Understanding the climatic triggers of litterfall production is essential for simulating nutrient cycling in forest ecosystems. However, the mechanisms underlying litterfall dynamics in subtropical forests remain unclear because of the complex canopy phenological strategies. Herein, we explored this by investigating a unique litterfall dataset (including components such as leaves, branches, flowers and fruits, and miscellaneous, etc.) spanning a 14-year observation period (2005-2018) in two typical subtropical evergreen forest ecosystems in South China: a mixed conifer-broadleaf forest (MF) and a monsoon evergreen broadleaved forest (MEBF). We found that the annual total litterfall production, often dominated by leaf litterfall, was significantly higher in MF (10.21 +/- 2.09 t center dot hm(-2)) than in MEBF (7.74 +/- 2.21 t center dot hm(-2)) (P < 0.01). Generally, forest litterfall production occurred mostly during the wet season and was profoundly correlated with the monthly maximum wind speed (r(MF) = 0.70, r(MEBF) = 0.71, P < 0.01), it contributed exceeded 80% to the total litterfall and the leaf and branch components. Whereas during the dry season, the forest litterfall process was dramatically weakened, showing a significant correlation with the mean temperature (r(MF) = 0.48, r(MEBF) = 0.68, P < 0.01). Further analysis showed that during the dry season, the cumulative contribution rates of temperature factors to the total litterfall and the leaf and branch components exceeded 60%, indicating a leading role of temperature in triggering forest litterfall processes.
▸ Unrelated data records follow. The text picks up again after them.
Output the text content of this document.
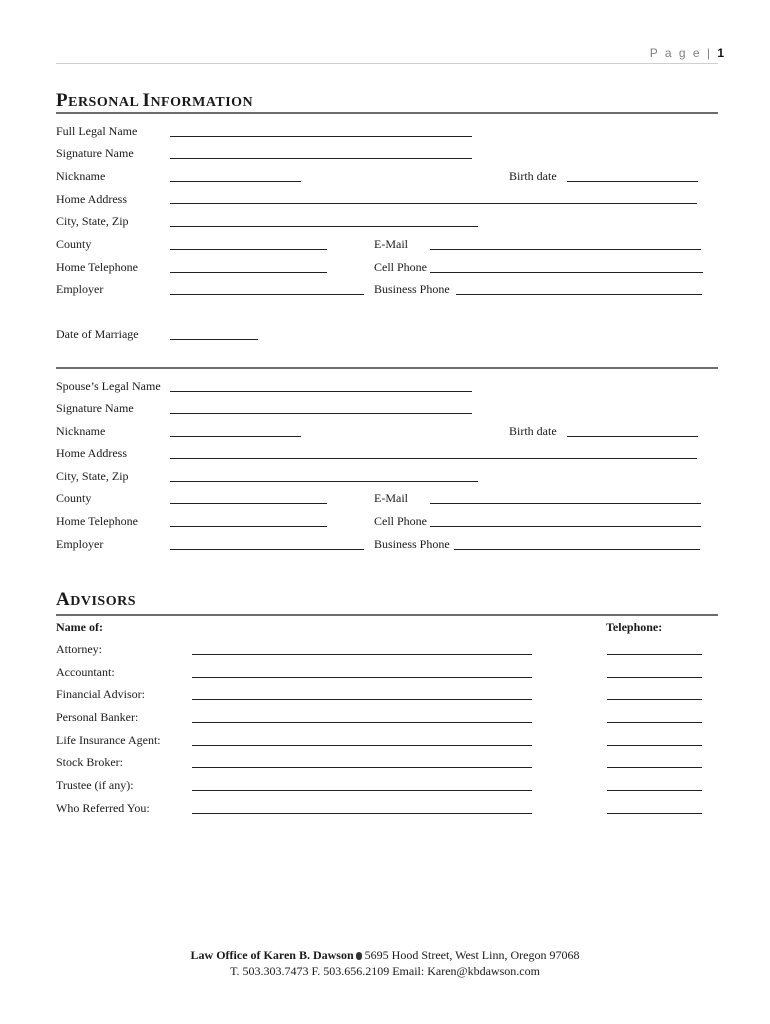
P a g e | 1
PERSONAL INFORMATION
Full Legal Name
Signature Name
Nickname	Birth date
Home Address
City, State, Zip
County	E-Mail
Home Telephone	Cell Phone
Employer	Business Phone
Date of Marriage
Spouse’s Legal Name
Signature Name
Nickname	Birth date
Home Address
City, State, Zip
County	E-Mail
Home Telephone	Cell Phone
Employer	Business Phone
ADVISORS
Name of:	Telephone:
Attorney:
Accountant:
Financial Advisor:
Personal Banker:
Life Insurance Agent:
Stock Broker:
Trustee (if any):
Who Referred You:
Law Office of Karen B. Dawson 5695 Hood Street, West Linn, Oregon 97068
T. 503.303.7473 F. 503.656.2109 Email: Karen@kbdawson.com
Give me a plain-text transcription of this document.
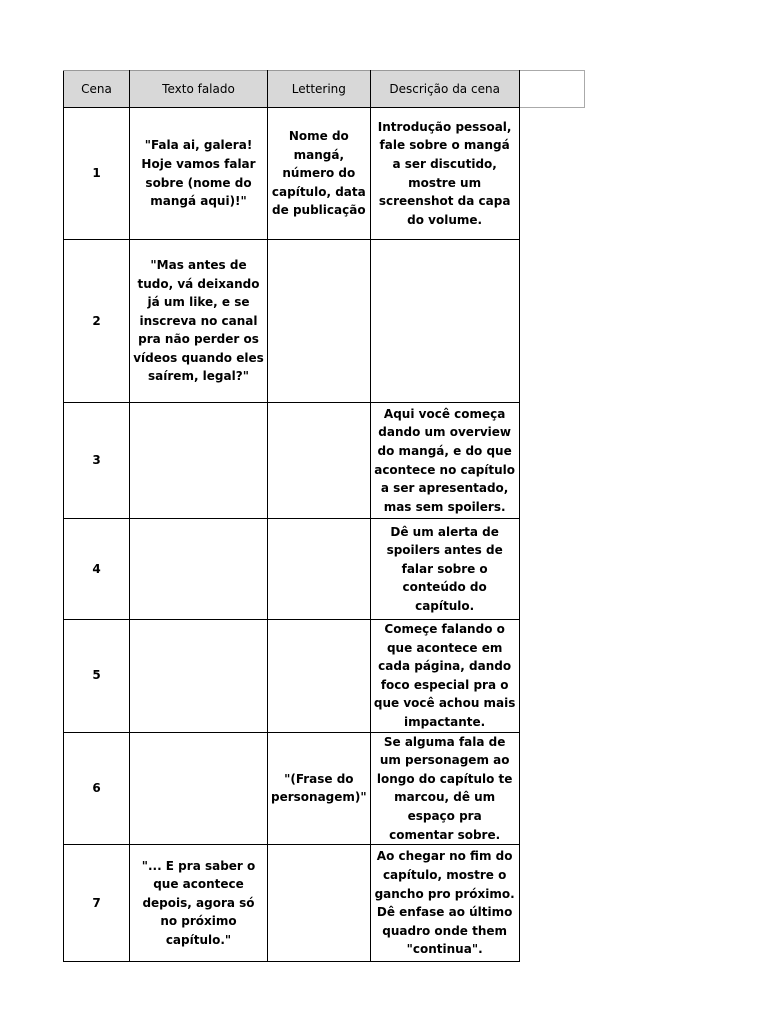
Cena	Texto falado	Lettering	Descrição da cena	
1	"Fala ai, galera! Hoje vamos falar sobre (nome do mangá aqui)!"	Nome do mangá, número do capítulo, data de publicação	Introdução pessoal, fale sobre o mangá a ser discutido, mostre um screenshot da capa do volume.	
2	"Mas antes de tudo, vá deixando já um like, e se inscreva no canal pra não perder os vídeos quando eles saírem, legal?"			
3			Aqui você começa dando um overview do mangá, e do que acontece no capítulo a ser apresentado, mas sem spoilers.	
4			Dê um alerta de spoilers antes de falar sobre o conteúdo do capítulo.	
5			Começe falando o que acontece em cada página, dando foco especial pra o que você achou mais impactante.	
6		"(Frase do personagem)"	Se alguma fala de um personagem ao longo do capítulo te marcou, dê um espaço pra comentar sobre.	
7	"... E pra saber o que acontece depois, agora só no próximo capítulo."		Ao chegar no fim do capítulo, mostre o gancho pro próximo. Dê enfase ao último quadro onde them "continua".	
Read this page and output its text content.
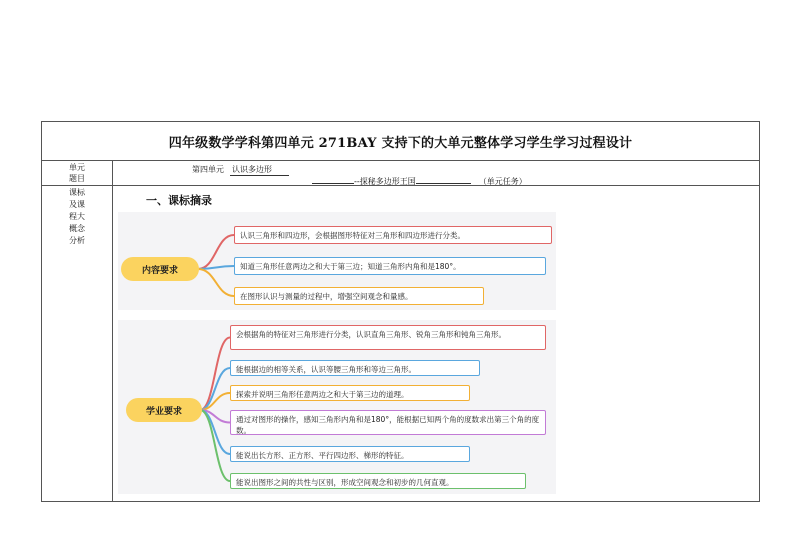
四年级数学学科第四单元 271BAY 支持下的大单元整体学习学生学习过程设计
单元
题目
课标
及课
程大
概念
分析
第四单元 认识多边形
--探秘多边形王国	（单元任务）
一、课标摘录
内容要求
认识三角形和四边形，会根据图形特征对三角形和四边形进行分类。
知道三角形任意两边之和大于第三边；知道三角形内角和是180°。
在图形认识与测量的过程中，增强空间观念和量感。
学业要求
会根据角的特征对三角形进行分类，认识直角三角形、锐角三角形和钝角三角形。
能根据边的相等关系，认识等腰三角形和等边三角形。
探索并说明三角形任意两边之和大于第三边的道理。
通过对图形的操作，感知三角形内角和是180°，能根据已知两个角的度数求出第三个角的度数。
能说出长方形、正方形、平行四边形、梯形的特征。
能说出图形之间的共性与区别，形成空间观念和初步的几何直观。
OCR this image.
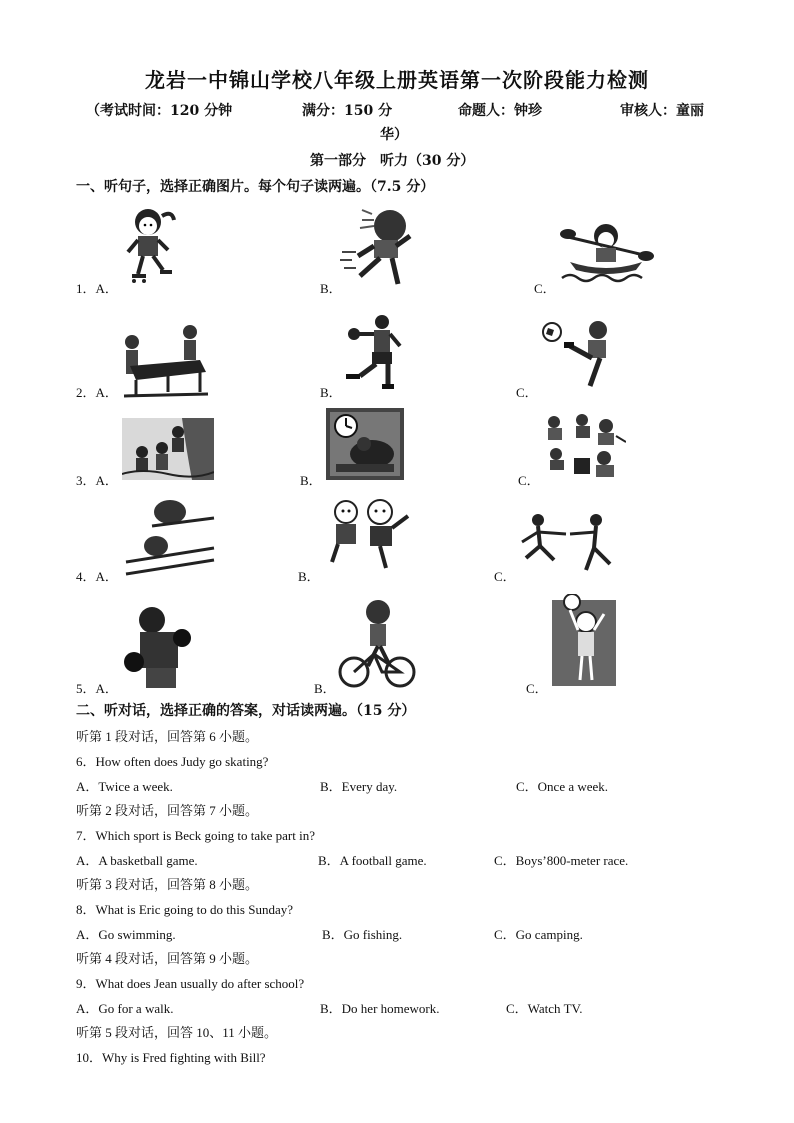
龙岩一中锦山学校八年级上册英语第一次阶段能力检测
（考试时间：120 分钟	满分：150 分	命题人：钟珍	审核人：童丽
华）
第一部分　听力（30 分）
一、听句子，选择正确图片。每个句子读两遍。（7.5 分）
1．A．	B．	C．
2．A．	B．	C．
3．A．	B．	C．
4．A．	B．	C．
5．A．	B．	C．
二、听对话，选择正确的答案，对话读两遍。（15 分）
听第 1 段对话，回答第 6 小题。
6．How often does Judy go skating?
A．Twice a week.	B．Every day.	C．Once a week.
听第 2 段对话，回答第 7 小题。
7．Which sport is Beck going to take part in?
A．A basketball game.	B．A football game.	C．Boys’800-meter race.
听第 3 段对话，回答第 8 小题。
8．What is Eric going to do this Sunday?
A．Go swimming.	B．Go fishing.	C．Go camping.
听第 4 段对话，回答第 9 小题。
9．What does Jean usually do after school?
A．Go for a walk.	B．Do her homework.	C．Watch TV.
听第 5 段对话，回答 10、11 小题。
10．Why is Fred fighting with Bill?
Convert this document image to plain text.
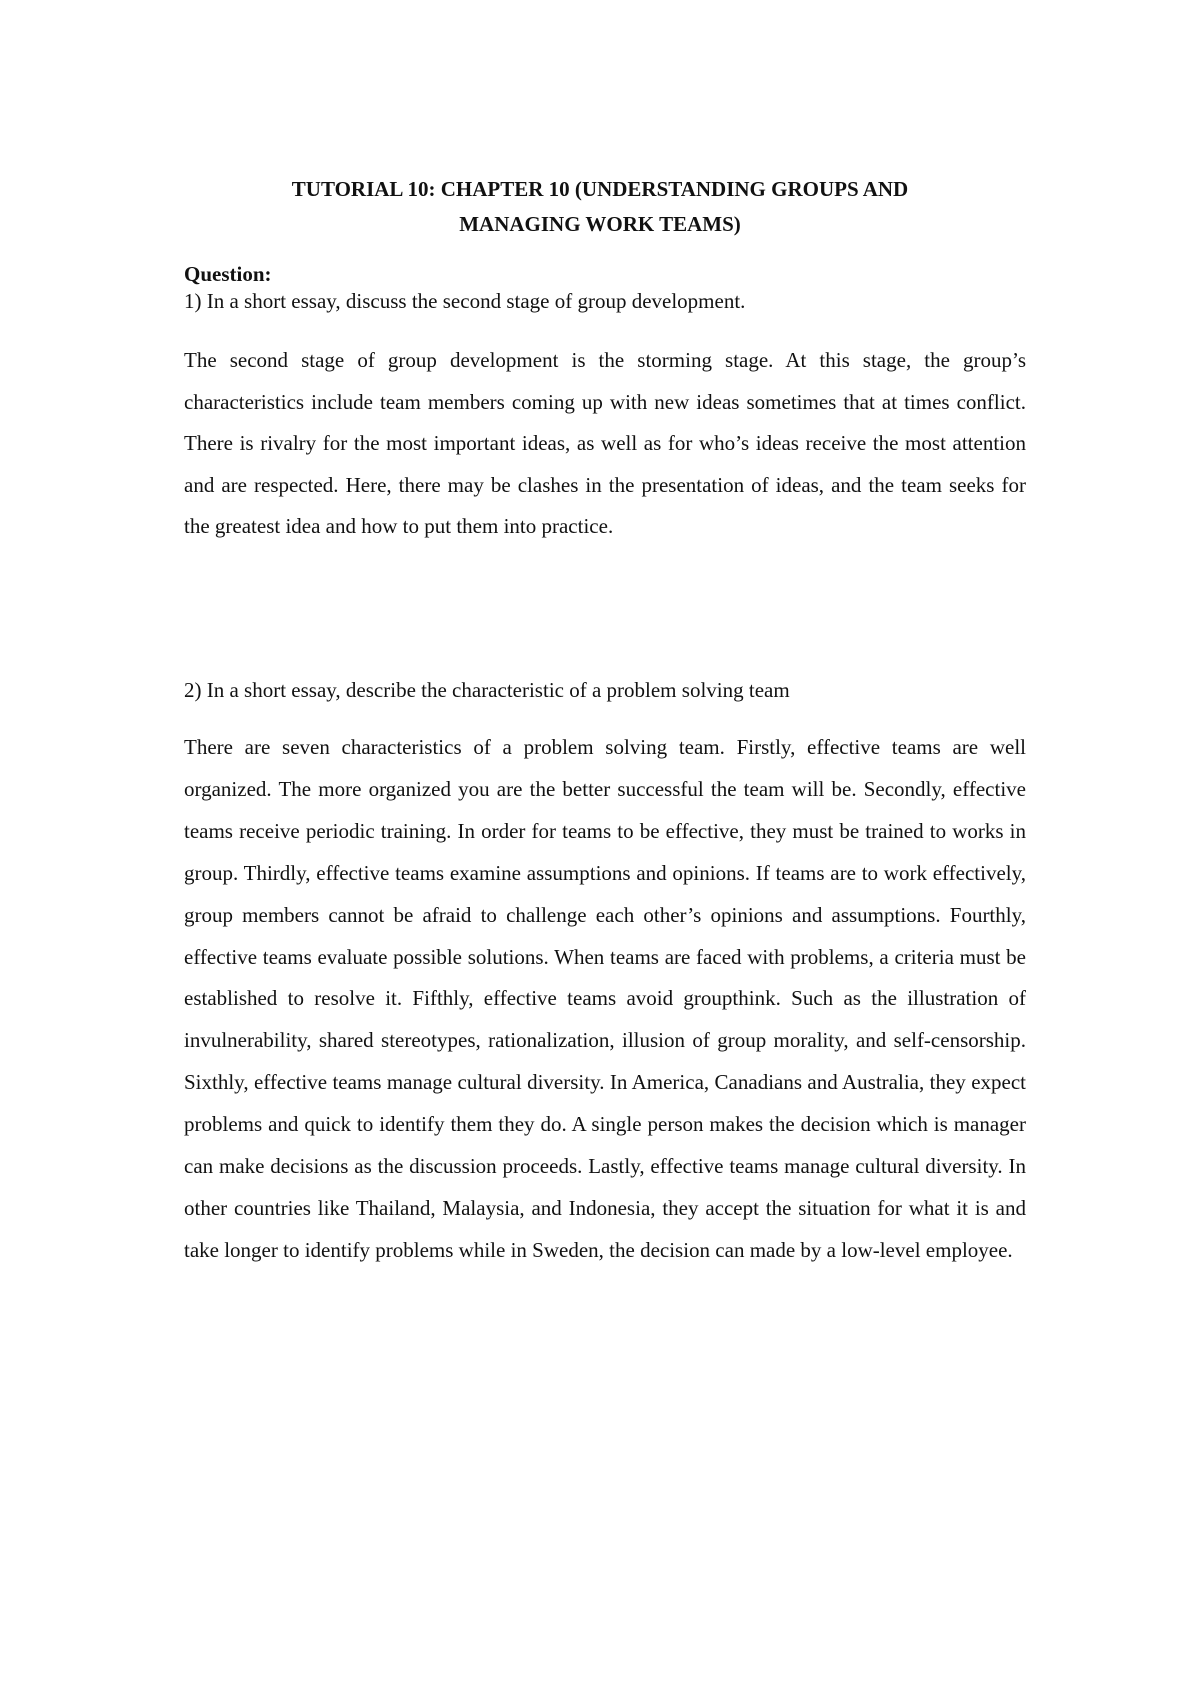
TUTORIAL 10: CHAPTER 10 (UNDERSTANDING GROUPS AND
MANAGING WORK TEAMS)

Question:

1) In a short essay, discuss the second stage of group development.

The second stage of group development is the storming stage. At this stage, the group’s characteristics include team members coming up with new ideas sometimes that at times conflict. There is rivalry for the most important ideas, as well as for who’s ideas receive the most attention and are respected. Here, there may be clashes in the presentation of ideas, and the team seeks for the greatest idea and how to put them into practice.

2) In a short essay, describe the characteristic of a problem solving team

There are seven characteristics of a problem solving team. Firstly, effective teams are well organized. The more organized you are the better successful the team will be. Secondly, effective teams receive periodic training. In order for teams to be effective, they must be trained to works in group. Thirdly, effective teams examine assumptions and opinions. If teams are to work effectively, group members cannot be afraid to challenge each other’s opinions and assumptions. Fourthly, effective teams evaluate possible solutions. When teams are faced with problems, a criteria must be established to resolve it. Fifthly, effective teams avoid groupthink. Such as the illustration of invulnerability, shared stereotypes, rationalization, illusion of group morality, and self-censorship. Sixthly, effective teams manage cultural diversity. In America, Canadians and Australia, they expect problems and quick to identify them they do. A single person makes the decision which is manager can make decisions as the discussion proceeds. Lastly, effective teams manage cultural diversity. In other countries like Thailand, Malaysia, and Indonesia, they accept the situation for what it is and take longer to identify problems while in Sweden, the decision can made by a low-level employee.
Notably, when excluding the typhoon disturbances, it is observed that temperature, alongside wind speed, emerges as a significant determinant of forest litterfall production during the wet season. Those two factors collectively account for almost 60% of the total litterfall and the leaf and branch components. Our findings have potential significance in improving our understanding of carbon and nutrient cycling in subtropical forest ecosystems under climate change conditions.